Although sci-kit learn has several models as standalone estimators like LinearRegression, LASSO, and Ridge in the same linear_model module, it is not necessary to debate whether they are actually the same model or not. The focus should be on understanding their inner functioning, as the names can be misleading.

Before concluding this section, I had a thought occur to me: is the estimator LinearRegression actually a machine learning model, given that it is not tunable and does not have any hyperparameters to adjust?

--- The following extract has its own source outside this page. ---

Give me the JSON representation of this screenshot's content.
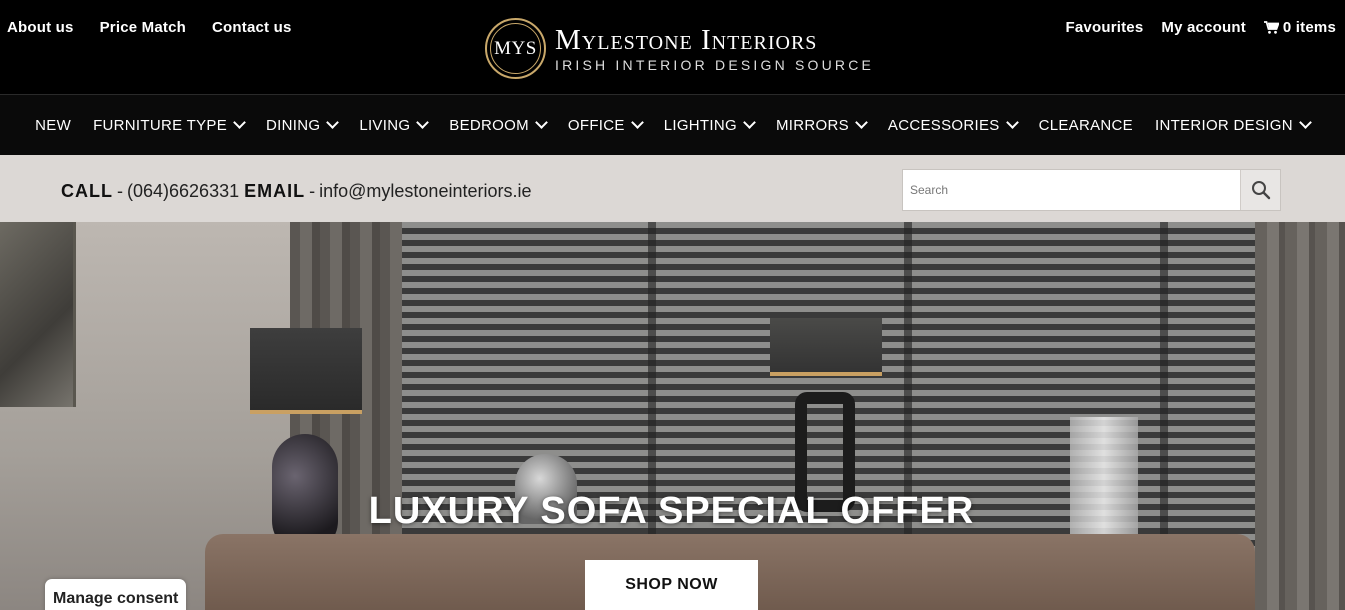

In conclusion, the SGDRegressor in scikit-learn offers a flexible and powerful tool for linear regression tasks. Its various loss functions and penalty options provide the user with many choices to customize the model to their specific needs. Additionally, the ability to use SGD to fit non-convex functions is a significant advantage over standard gradient descent. It is important to keep in mind that the loss and penalty parameters should be considered hyperparameters that require tuning. By applying the learning framework of model, fitting, and tuning, data scientists can utilize the SGDRegressor to achieve optimal results in their linear regression tasks.